2. The method for resource utilization of aluminum ash according to claim 1, which is characterized in that: the curing and stabilizing agent comprises the following components in parts by mass: 8-9.5 parts of calcium-containing compound, 0.1-0.5 part of stabilizer and 0.1-1.0 part of dispersant.

3. According to claim 1 or 2The method for resource utilization of the aluminum ash is characterized by comprising the following steps: the calcium-containing compound is CaO, Ca (OH)₂、CaH₂At least one of them.

4. The method for resource utilization of aluminum ash according to claim 1 or 2, characterized in that: the metal stabilizer is at least one of calcium soap stabilizer, calcium/zinc composite stabilizer, barium/zinc composite stabilizer, epoxidized soybean oil and hindered phenol.

5. The method for resource utilization of aluminum ash according to claim 1 or 2, characterized in that: the dispersant is an acrylic polymer.

6. The method for resource utilization of aluminum ash according to claim 2, characterized in that: the solidification stabilizing agent further includes an alkaline compound in an amount of not more than 20% by mass of the calcium-containing compound.

7. The method for recycling aluminum ash according to claim 6, wherein the method comprises the following steps: the alkaline compound is at least one of NaOH and KOH.

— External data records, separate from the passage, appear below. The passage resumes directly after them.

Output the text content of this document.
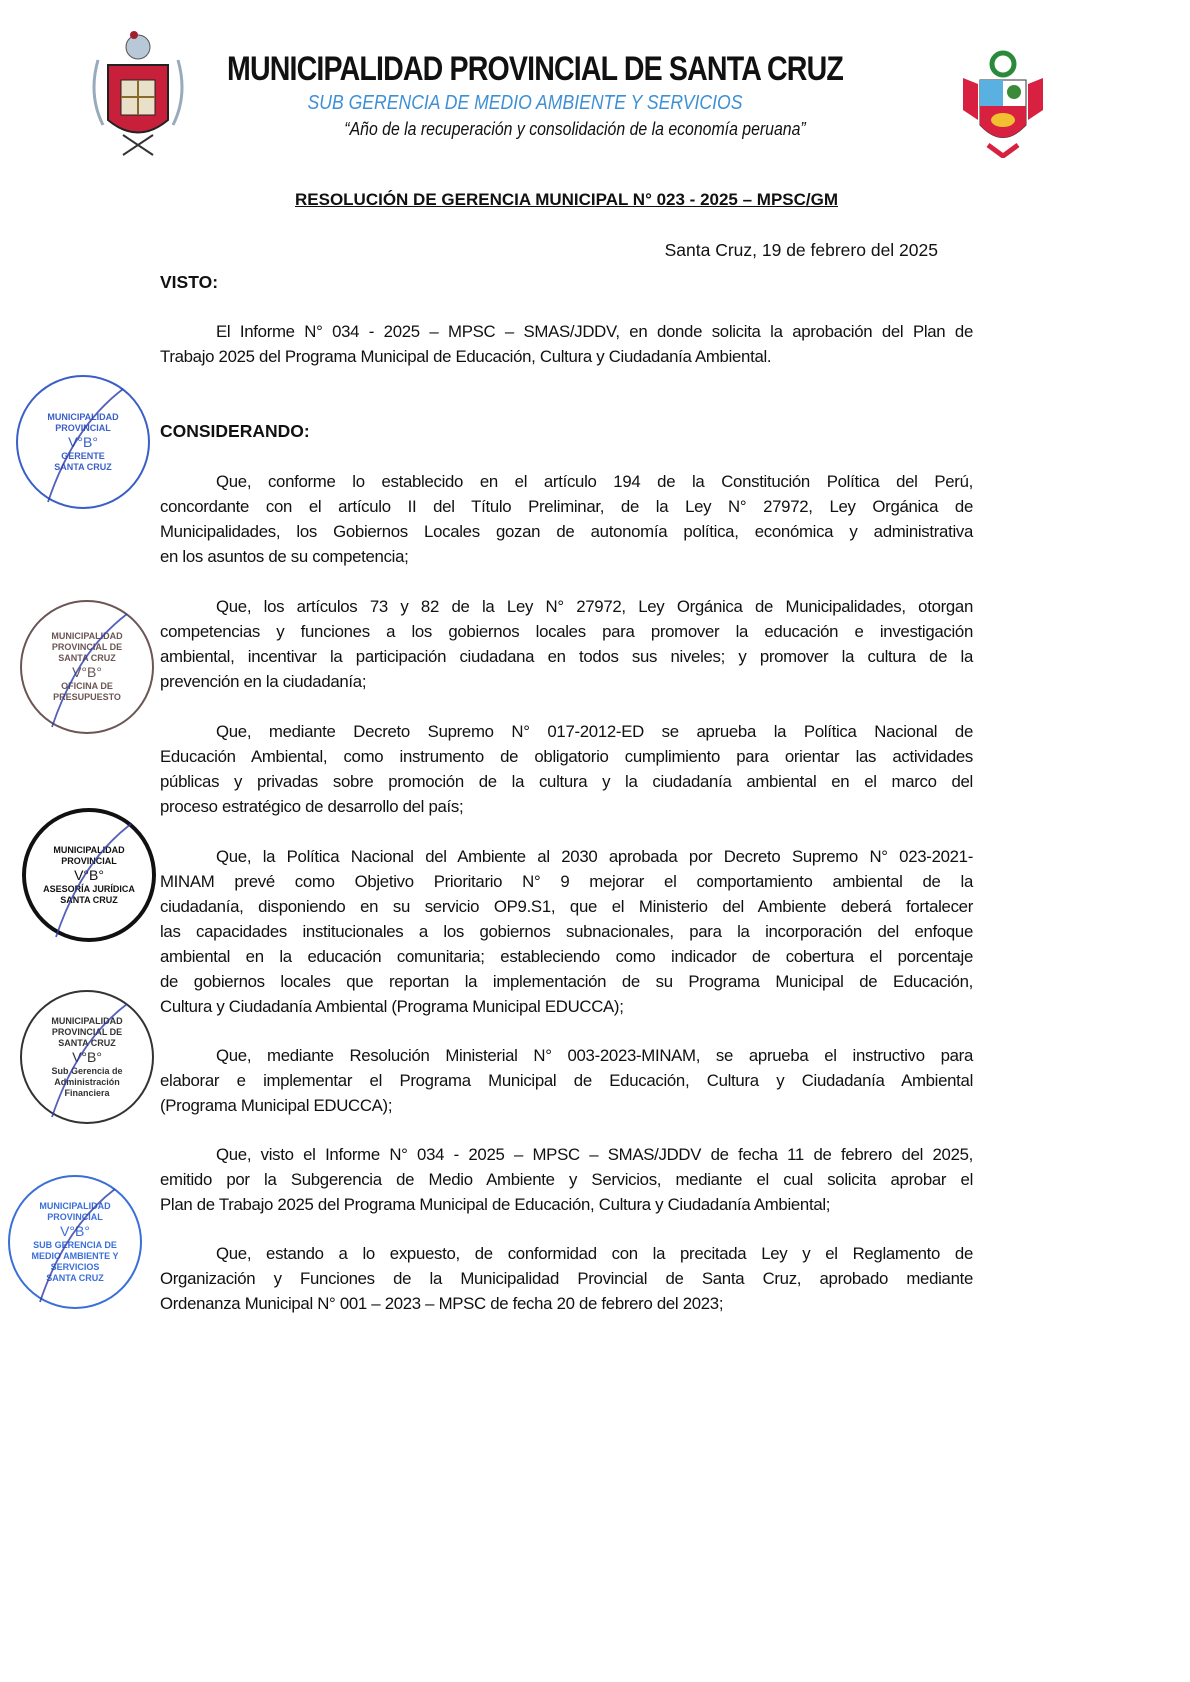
MUNICIPALIDAD PROVINCIAL DE SANTA CRUZ
SUB GERENCIA DE MEDIO AMBIENTE Y SERVICIOS
“Año de la recuperación y consolidación de la economía peruana”
RESOLUCIÓN DE GERENCIA MUNICIPAL N° 023 - 2025 – MPSC/GM
Santa Cruz, 19 de febrero del 2025
VISTO:
CONSIDERANDO:
El Informe N° 034 - 2025 – MPSC – SMAS/JDDV, en donde solicita la aprobación del Plan de
Trabajo 2025 del Programa Municipal de Educación, Cultura y Ciudadanía Ambiental.
Que, conforme lo establecido en el artículo 194 de la Constitución Política del Perú,
concordante con el artículo II del Título Preliminar, de la Ley N° 27972, Ley Orgánica de
Municipalidades, los Gobiernos Locales gozan de autonomía política, económica y administrativa
en los asuntos de su competencia;
Que, los artículos 73 y 82 de la Ley N° 27972, Ley Orgánica de Municipalidades, otorgan
competencias y funciones a los gobiernos locales para promover la educación e investigación
ambiental, incentivar la participación ciudadana en todos sus niveles; y promover la cultura de la
prevención en la ciudadanía;
Que, mediante Decreto Supremo N° 017-2012-ED se aprueba la Política Nacional de
Educación Ambiental, como instrumento de obligatorio cumplimiento para orientar las actividades
públicas y privadas sobre promoción de la cultura y la ciudadanía ambiental en el marco del
proceso estratégico de desarrollo del país;
Que, la Política Nacional del Ambiente al 2030 aprobada por Decreto Supremo N° 023-2021-
MINAM prevé como Objetivo Prioritario N° 9 mejorar el comportamiento ambiental de la
ciudadanía, disponiendo en su servicio OP9.S1, que el Ministerio del Ambiente deberá fortalecer
las capacidades institucionales a los gobiernos subnacionales, para la incorporación del enfoque
ambiental en la educación comunitaria; estableciendo como indicador de cobertura el porcentaje
de gobiernos locales que reportan la implementación de su Programa Municipal de Educación,
Cultura y Ciudadanía Ambiental (Programa Municipal EDUCCA);
Que, mediante Resolución Ministerial N° 003-2023-MINAM, se aprueba el instructivo para
elaborar e implementar el Programa Municipal de Educación, Cultura y Ciudadanía Ambiental
(Programa Municipal EDUCCA);
Que, visto el Informe N° 034 - 2025 – MPSC – SMAS/JDDV de fecha 11 de febrero del 2025,
emitido por la Subgerencia de Medio Ambiente y Servicios, mediante el cual solicita aprobar el
Plan de Trabajo 2025 del Programa Municipal de Educación, Cultura y Ciudadanía Ambiental;
Que, estando a lo expuesto, de conformidad con la precitada Ley y el Reglamento de
Organización y Funciones de la Municipalidad Provincial de Santa Cruz, aprobado mediante
Ordenanza Municipal N° 001 – 2023 – MPSC de fecha 20 de febrero del 2023;
MUNICIPALIDAD PROVINCIAL
V°B°
GERENTE
SANTA CRUZ
MUNICIPALIDAD PROVINCIAL DE SANTA CRUZ
V°B°
OFICINA DE PRESUPUESTO
MUNICIPALIDAD PROVINCIAL
V°B°
ASESORÍA JURÍDICA
SANTA CRUZ
MUNICIPALIDAD PROVINCIAL DE SANTA CRUZ
V°B°
Sub Gerencia de Administración Financiera
MUNICIPALIDAD PROVINCIAL
V°B°
SUB GERENCIA DE MEDIO AMBIENTE Y SERVICIOS
SANTA CRUZ
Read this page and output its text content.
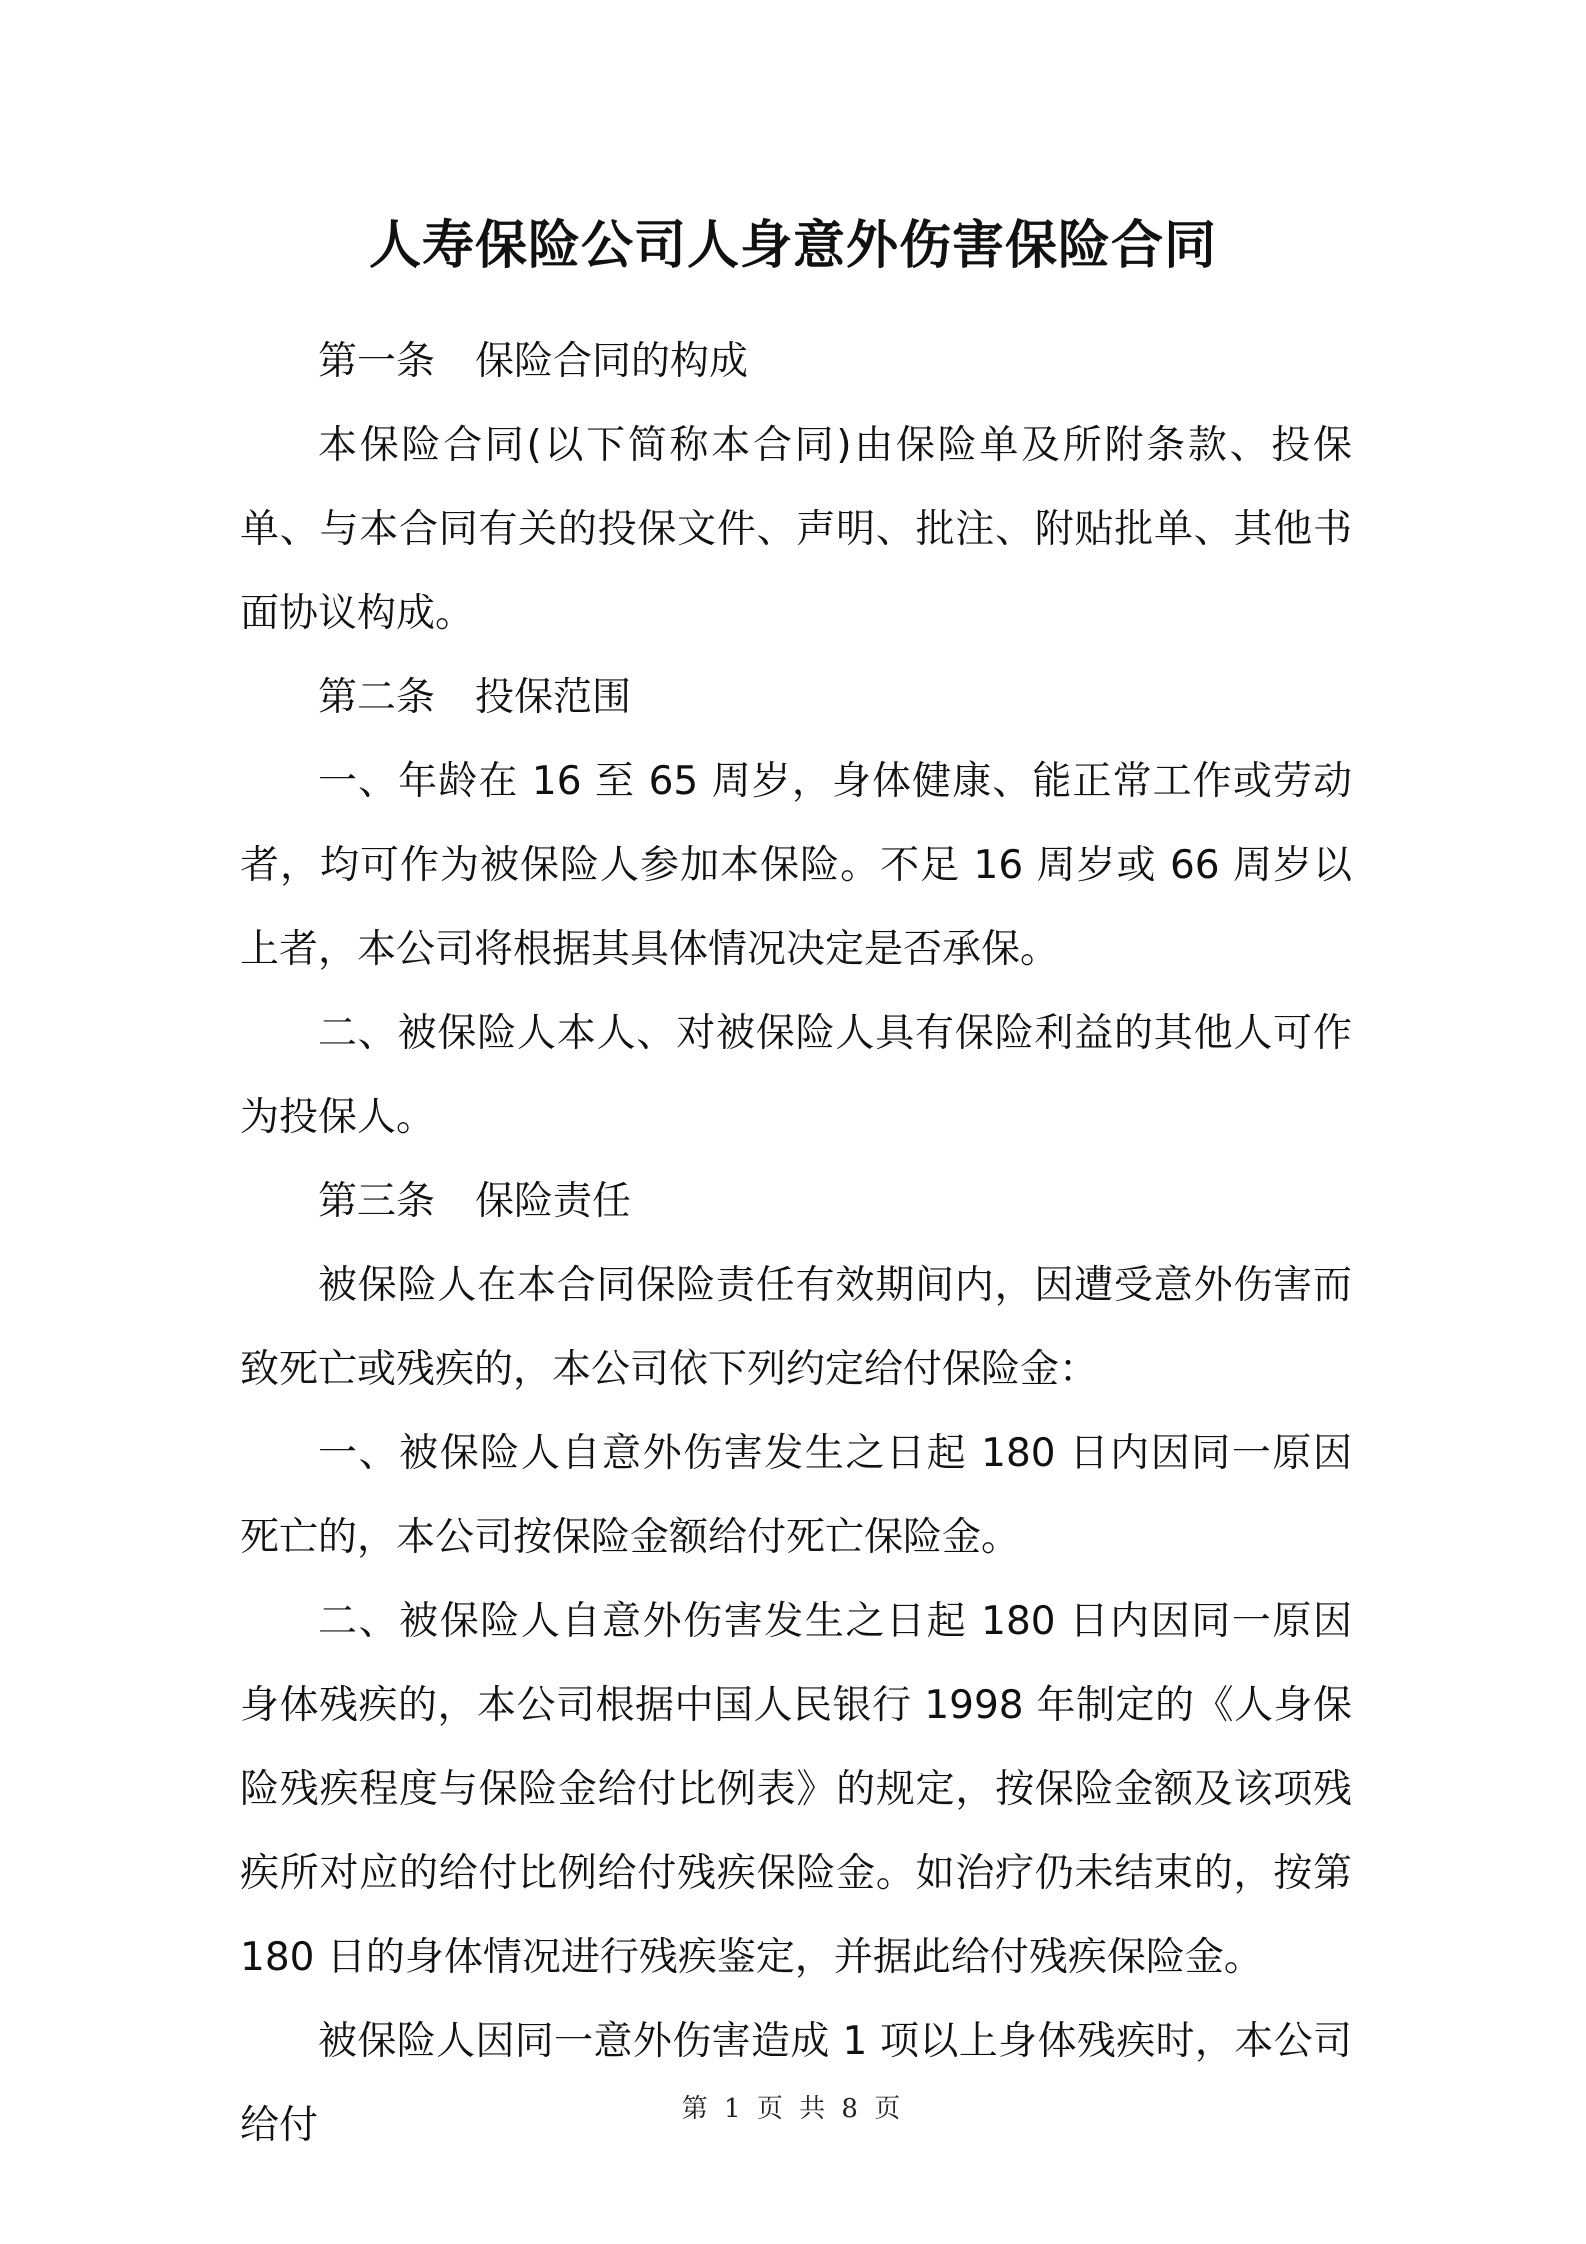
人寿保险公司人身意外伤害保险合同

第一条 保险合同的构成

本保险合同(以下简称本合同)由保险单及所附条款、投保单、与本合同有关的投保文件、声明、批注、附贴批单、其他书面协议构成。

第二条 投保范围

一、年龄在 16 至 65 周岁，身体健康、能正常工作或劳动者，均可作为被保险人参加本保险。不足 16 周岁或 66 周岁以上者，本公司将根据其具体情况决定是否承保。

二、被保险人本人、对被保险人具有保险利益的其他人可作为投保人。

第三条 保险责任

被保险人在本合同保险责任有效期间内，因遭受意外伤害而致死亡或残疾的，本公司依下列约定给付保险金：

一、被保险人自意外伤害发生之日起 180 日内因同一原因死亡的，本公司按保险金额给付死亡保险金。

二、被保险人自意外伤害发生之日起 180 日内因同一原因身体残疾的，本公司根据中国人民银行 1998 年制定的《人身保险残疾程度与保险金给付比例表》的规定，按保险金额及该项残疾所对应的给付比例给付残疾保险金。如治疗仍未结束的，按第 180 日的身体情况进行残疾鉴定，并据此给付残疾保险金。

被保险人因同一意外伤害造成 1 项以上身体残疾时，本公司给付	第 1 页 共 8 页
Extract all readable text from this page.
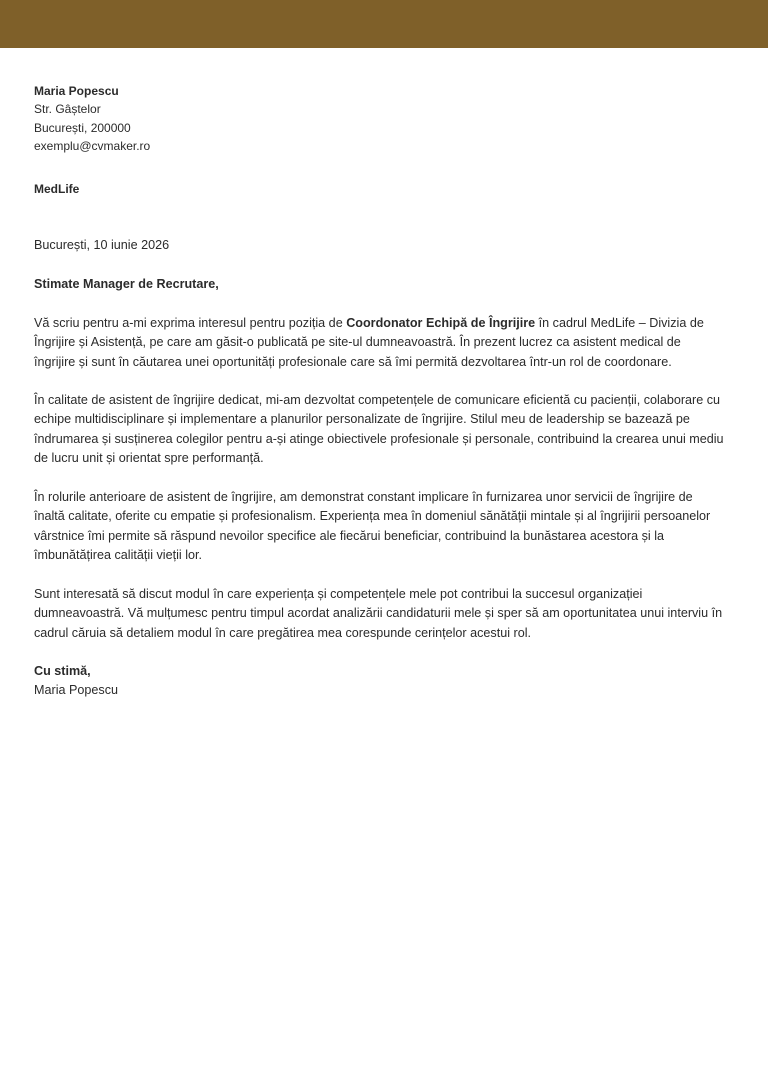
Maria Popescu
Str. Gâștelor
București, 200000
exemplu@cvmaker.ro
MedLife
București, 10 iunie 2026
Stimate Manager de Recrutare,

Vă scriu pentru a-mi exprima interesul pentru poziția de Coordonator Echipă de Îngrijire în cadrul MedLife – Divizia de Îngrijire și Asistență, pe care am găsit-o publicată pe site-ul dumneavoastră. În prezent lucrez ca asistent medical de îngrijire și sunt în căutarea unei oportunități profesionale care să îmi permită dezvoltarea într-un rol de coordonare.

În calitate de asistent de îngrijire dedicat, mi-am dezvoltat competențele de comunicare eficientă cu pacienții, colaborare cu echipe multidisciplinare și implementare a planurilor personalizate de îngrijire. Stilul meu de leadership se bazează pe îndrumarea și susținerea colegilor pentru a-și atinge obiectivele profesionale și personale, contribuind la crearea unui mediu de lucru unit și orientat spre performanță.

În rolurile anterioare de asistent de îngrijire, am demonstrat constant implicare în furnizarea unor servicii de îngrijire de înaltă calitate, oferite cu empatie și profesionalism. Experiența mea în domeniul sănătății mintale și al îngrijirii persoanelor vârstnice îmi permite să răspund nevoilor specifice ale fiecărui beneficiar, contribuind la bunăstarea acestora și la îmbunătățirea calității vieții lor.

Sunt interesată să discut modul în care experiența și competențele mele pot contribui la succesul organizației dumneavoastră. Vă mulțumesc pentru timpul acordat analizării candidaturii mele și sper să am oportunitatea unui interviu în cadrul căruia să detaliem modul în care pregătirea mea corespunde cerințelor acestui rol.

Cu stimă,
Maria Popescu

8. The method for resource utilization of aluminum ash according to claim 1, which is characterized in that: the mass ratio of the aluminum ash, the curing stabilizing agent and the water is 1 ton: 0.3-30 kg: 0.2 to 0.7 ton.

9. The method for resource utilization of aluminum ash according to claim 1, which is characterized in that: the reaction conditions are as follows: the temperature is 5-100 ℃, and the time is 0.5-8 h.

10. The method for resource utilization of aluminum ash according to claim 1, which is characterized in that: the standing time is 1-10 h.